春まだ浅くとも (2011/04/01掲載)


 平成23年度の初日を迎えました。例年なら気持ちも新たにがんばるぞという気分になるのですが、さすがに今年ばかりは……。ちなみに文化会館は昨年と同じスタッフですので、相変わらずよろしくお願いいたします。

■野田秀樹の勇気

 週刊誌アエラ3月28日号の表紙がいたずらに恐怖をあおるものだとして、野田秀樹が同誌連載の自主降板を決めたことが報じられていました。それはともかく、野田演劇の話を。

 野田さんの主宰する野田地図(NODA MAP)の第16回プロデュース公演「南へ」が、2月から3月末まで池袋の東京芸術劇場で上演されました。地震で3月11日から13日までの4公演は中止でしたが、休演日を挟み15日には早くも再開されました。まだ施設点検も覚束ないホールが多い中、加えて自粛ムードが高まる中、これは相当に勇気ある決断と見えました。

 野田さんは、マスコミに煽られる人々の買い漁りや、異様なほどの自主規制の先に危ないものを見ています。日本人の心底には事大主義とでもいうべきものがある、というのは晩年の柳田國男の苦い述懐ですが、現に音楽や美術や演劇が自由にできない時代が2世代ほど昔にはあったわけで、それは自主規制の塊りのような時代でした。

 このような時に演劇公演を行うのは、震災で亡くなった方や被災し避難して苦しんでいる人たちを忘れろということではありません。劇場の火が消えるときは、そのような人たちのことを忘れ、ココロを忘れてしまう時だと思い定め、野田さんは上演再開に踏み切ったのです。

 うーむ、分かりやすくまとめようとして失敗しているような…。野田地図のHPに再開時の野田さんの舞台あいさつが載っているので、読んでみてください。題して「劇場の灯を消してはいけない」。舞台に携わる人や文化芸術に関心のある人すべてにとって必読ではないでしょうか。


■こんな時の東京は

 事業の打合せのため、先日久しぶりに東京に出張してきました。このような時期に行くのはどうかとも思いましたが、こんな時の東京の姿を見るのも得難い機会なので行ってきました。
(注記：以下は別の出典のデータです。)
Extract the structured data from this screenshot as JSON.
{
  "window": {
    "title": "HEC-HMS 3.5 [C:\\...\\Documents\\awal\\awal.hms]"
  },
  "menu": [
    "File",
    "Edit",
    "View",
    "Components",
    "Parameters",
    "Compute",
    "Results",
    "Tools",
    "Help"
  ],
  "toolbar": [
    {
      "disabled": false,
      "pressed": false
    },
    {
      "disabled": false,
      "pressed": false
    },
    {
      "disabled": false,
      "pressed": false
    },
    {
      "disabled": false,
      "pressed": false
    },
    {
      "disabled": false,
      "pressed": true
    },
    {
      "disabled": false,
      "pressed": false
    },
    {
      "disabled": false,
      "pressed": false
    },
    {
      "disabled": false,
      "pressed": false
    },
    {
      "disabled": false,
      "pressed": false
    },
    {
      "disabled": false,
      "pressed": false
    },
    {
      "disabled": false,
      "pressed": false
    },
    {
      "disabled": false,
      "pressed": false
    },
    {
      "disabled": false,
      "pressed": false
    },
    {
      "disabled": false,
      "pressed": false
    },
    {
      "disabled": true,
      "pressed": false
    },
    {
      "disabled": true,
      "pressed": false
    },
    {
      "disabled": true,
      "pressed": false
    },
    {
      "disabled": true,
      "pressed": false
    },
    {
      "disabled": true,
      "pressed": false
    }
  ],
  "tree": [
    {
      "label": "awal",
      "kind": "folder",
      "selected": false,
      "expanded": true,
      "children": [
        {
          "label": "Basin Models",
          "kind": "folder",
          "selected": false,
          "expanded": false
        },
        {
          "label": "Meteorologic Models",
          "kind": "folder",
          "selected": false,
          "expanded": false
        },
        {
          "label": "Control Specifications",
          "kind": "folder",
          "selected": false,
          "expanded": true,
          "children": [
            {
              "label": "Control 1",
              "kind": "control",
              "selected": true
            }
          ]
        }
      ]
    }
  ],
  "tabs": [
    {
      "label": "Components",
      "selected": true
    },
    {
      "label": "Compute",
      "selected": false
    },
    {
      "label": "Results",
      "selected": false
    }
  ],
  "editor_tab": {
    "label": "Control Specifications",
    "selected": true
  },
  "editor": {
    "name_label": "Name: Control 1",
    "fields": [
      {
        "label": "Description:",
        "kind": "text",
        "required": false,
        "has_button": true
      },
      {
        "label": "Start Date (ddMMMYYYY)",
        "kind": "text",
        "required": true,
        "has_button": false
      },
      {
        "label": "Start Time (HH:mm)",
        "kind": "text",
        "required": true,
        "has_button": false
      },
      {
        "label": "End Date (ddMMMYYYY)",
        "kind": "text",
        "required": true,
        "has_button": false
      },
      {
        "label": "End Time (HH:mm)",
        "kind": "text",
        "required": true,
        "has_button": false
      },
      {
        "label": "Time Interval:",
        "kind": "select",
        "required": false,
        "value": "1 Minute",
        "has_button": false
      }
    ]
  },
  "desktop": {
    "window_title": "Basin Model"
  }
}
 行きの飛行機でのこと。航路がいつもとは違いました。飛行中機長のアナウンスが「皆さま、左手前方には牡鹿半島が見えております」というではありませんか。びっくりです。空は快晴、海は美しく輝いて、眼下に広がるのは一見日本の美しい風景です。飛行機からでは被害状況は分かりません。ただ美しいとしか見えないのです。悲惨さが目に入らなくなる距離というものがあるのですね。それでもその後しばらく仙台湾に沿って南下すると、浸水した市街地や農地がはっきり見えてきました。あそこで亡くなった人、苦しんでいる人が大勢いると思うと、快適な飛行機で移動しているのが申し訳ないような、とても落ち着かない気分でした。

 都内では、街を歩いている人も少なく、あんなに歩きやすい休日の新宿や池袋は初めてです。省エネも相当本気で行われていて、車と宣伝の音が少ないのはいいですね。3月いっぱいクラシックの公演はほとんどが中止。ディズニーランドは閉まっているし、美術館・博物館も軒並み閉館です。その代りといってはなんですが、寄席は営業していました。

 計画停電と放射能不安と大館より余震の多い東京。東北関東大震災の影響は想像以上のものです。


■年間鑑賞券今年はお休み

 毎年楽しみにしている方も多い年間鑑賞券ですが、残念ながら今年度は発行いたしません。助成事業など割引のできない公演が多くなってしまったためですが、助成事業の読売日本交響楽団と吉田正記念オーケストラはそれぞれ通常の半額程の料金になりますからぜひお楽しみに。

 23年度事業のラインナップは、字数の関係で次回発表とします。ちなみに今年は結構な大物が複数来るかもしれません。ただいま着々と調整中です。といいながらメジャーな公演は勝手に発表できないのが辛いところですが。


■3つほど募集中

 年会費千円で先行予約や割引特典のある文化会館友の会の23年度会員募集中です。いつでも入会できますが、入るならやはりお早い内に。

 高校生イベント企画ワークショップのメンバー募集中。イベント企画やフリーペーパー制作に興味のある高校新1年生と2年生を熱烈に待ってます。遊べますよ。

 県内に二つだけの児童合唱団。そのひとつ、大館ジュニアコーラスの団員募集中。小中高生なら誰でも入れます。今年は名門西六郷少年少女合唱団と共演予定です。